Simon answered, “Master, we’ve worked hard all night and haven’t caught anything. But because you say so, I will let down the nets.” Luke 5:5 (NIV)
When I was a kid, I hated hearing either of my parents say, “Because I said so,” as their final answer to my seemingly endless inquisitions of “Why?” But, as a Mom now, I totally get it. Sometimes there just isn’t time to go into all the details behind the why, and sometimes the details aren’t necessary at that specific time, and sometimes the details aren’t necessary at all. In those moments, the best answer really is, “Because I said so!” Which really isn’t a real answer (or at least the answer you’re looking for) when you’re a kid, but as a child of God, sometimes, this is the only reason you need.
In this part of Luke, we find our fishermen most likely tired, defeated, and for sure empty-handed. They had cleaned their nets and were done for the day. Simon (Peter) states it clearly, “We’ve worked hard all night and haven’t caught anything.” I mean, wasn’t it obvious? They were done.
Have you ever been there? You know, that place where you have busted your tail all night long and you’ve come up empty-handed…again. That’s where our boys were. They’d already called it a night, cleaned out their nets, and were ready to call it quits.
That’s it.
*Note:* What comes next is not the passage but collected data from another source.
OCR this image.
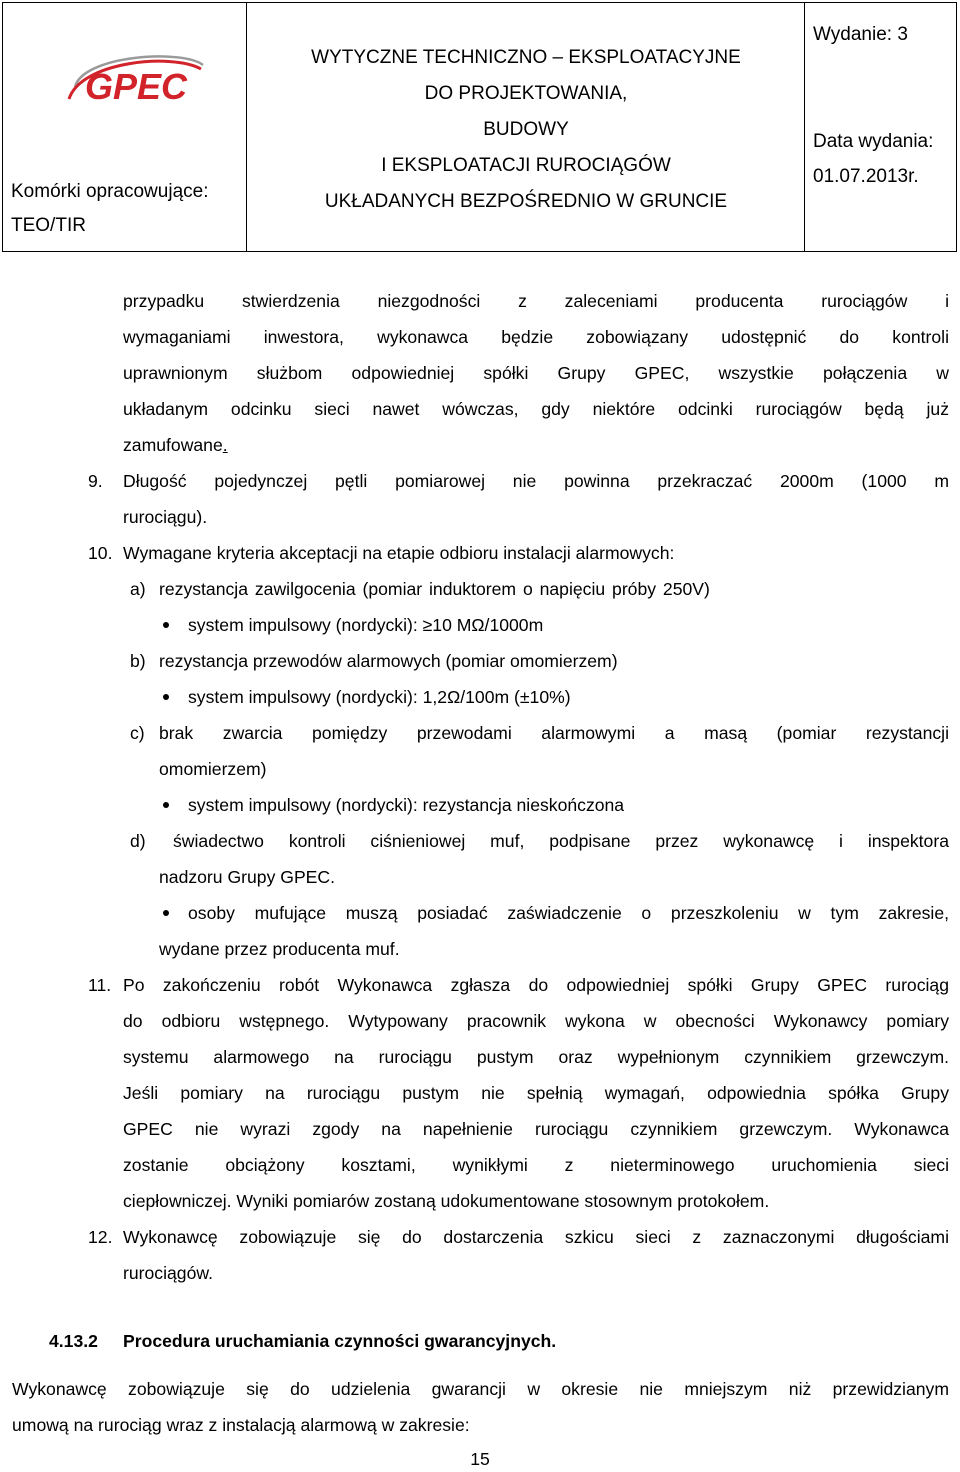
GPEC
Komórki opracowujące:
TEO/TIR
WYTYCZNE TECHNICZNO – EKSPLOATACYJNE
DO PROJEKTOWANIA,
BUDOWY
I EKSPLOATACJI RUROCIĄGÓW
UKŁADANYCH BEZPOŚREDNIO W GRUNCIE
Wydanie: 3
Data wydania:
01.07.2013r.
przypadku stwierdzenia niezgodności z zaleceniami producenta rurociągów i
wymaganiami inwestora, wykonawca będzie zobowiązany udostępnić do kontroli
uprawnionym służbom odpowiedniej spółki Grupy GPEC, wszystkie połączenia w
układanym odcinku sieci nawet wówczas, gdy niektóre odcinki rurociągów będą już
zamufowane.
9. Długość pojedynczej pętli pomiarowej nie powinna przekraczać 2000m (1000 m
rurociągu).
10. Wymagane kryteria akceptacji na etapie odbioru instalacji alarmowych:
a) rezystancja zawilgocenia (pomiar induktorem o napięciu próby 250V)
system impulsowy (nordycki): ≥10 MΩ/1000m
b) rezystancja przewodów alarmowych (pomiar omomierzem)
system impulsowy (nordycki): 1,2Ω/100m (±10%)
c) brak zwarcia pomiędzy przewodami alarmowymi a masą (pomiar rezystancji
omomierzem)
system impulsowy (nordycki): rezystancja nieskończona
d) świadectwo kontroli ciśnieniowej muf, podpisane przez wykonawcę i inspektora
nadzoru Grupy GPEC.
osoby mufujące muszą posiadać zaświadczenie o przeszkoleniu w tym zakresie,
wydane przez producenta muf.
11. Po zakończeniu robót Wykonawca zgłasza do odpowiedniej spółki Grupy GPEC rurociąg
do odbioru wstępnego. Wytypowany pracownik wykona w obecności Wykonawcy pomiary
systemu alarmowego na rurociągu pustym oraz wypełnionym czynnikiem grzewczym.
Jeśli pomiary na rurociągu pustym nie spełnią wymagań, odpowiednia spółka Grupy
GPEC nie wyrazi zgody na napełnienie rurociągu czynnikiem grzewczym. Wykonawca
zostanie obciążony kosztami, wynikłymi z nieterminowego uruchomienia sieci
ciepłowniczej. Wyniki pomiarów zostaną udokumentowane stosownym protokołem.
12. Wykonawcę zobowiązuje się do dostarczenia szkicu sieci z zaznaczonymi długościami
rurociągów.
4.13.2 Procedura uruchamiania czynności gwarancyjnych.
Wykonawcę zobowiązuje się do udzielenia gwarancji w okresie nie mniejszym niż przewidzianym
umową na rurociąg wraz z instalacją alarmową w zakresie:
15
Just…done.
And then Jesus comes along, and says, “Dudes, why don’t we go out fishing again?” (He didn’t really say it like that, He actually said, “Put out into deep water, and let the nets down for a catch.” (v.4), but you follow, right?) And Peter, I just love Peter, he says, “Master, we’ve worked hard all night and haven’t caught anything.” And he follows it up with, “But because you say so, I will let down the nets.”
Man. That’s obedience. That’s faith.
I think about the many times when Jesus has asked me to do something, and my response is far from the example Peter sets here. Sometimes, I’m almost there, but I get hung up on what I’ve already done and how it hasn’t worked up to this point, and how it’s probably not going to work now, and then I can’t seem to get past that. I mean, “Jesus, I’ve been working at this for so long. Why would I turn around and do it again? I’m ready to call it quits. I’m done!” (And sometimes, I even add in, “Are you crazy?” I know, probably not the best way to talk to Jesus, but just trying to keep it real here folks.)
I’ve often found that it is in those “Are you crazy?” moments – those moments where it doesn’t make sense at all to do what He’s asking me to do (especially if I’ve already done it or tried it a dozen other times) – that I know for sure it’s Him. Because somewhere deep in my heart – in my soul – even though I don’t know why, I know the fact that He asked me to do something is all the reason (and privilege) I need. And so, I humbly repent, and then thank Him for this teachable moment, and I obey. It’s then that my heart is changed – I want to do what He has asked of me, not because I know why, but simply because He said so.
Father, please forgive me for the times I am too stubborn to do what you ask. Help me to be more obedient the first time you ask me to do something. Never stop working in my heart. You are my greatest teacher and treasure. I love You. Amen.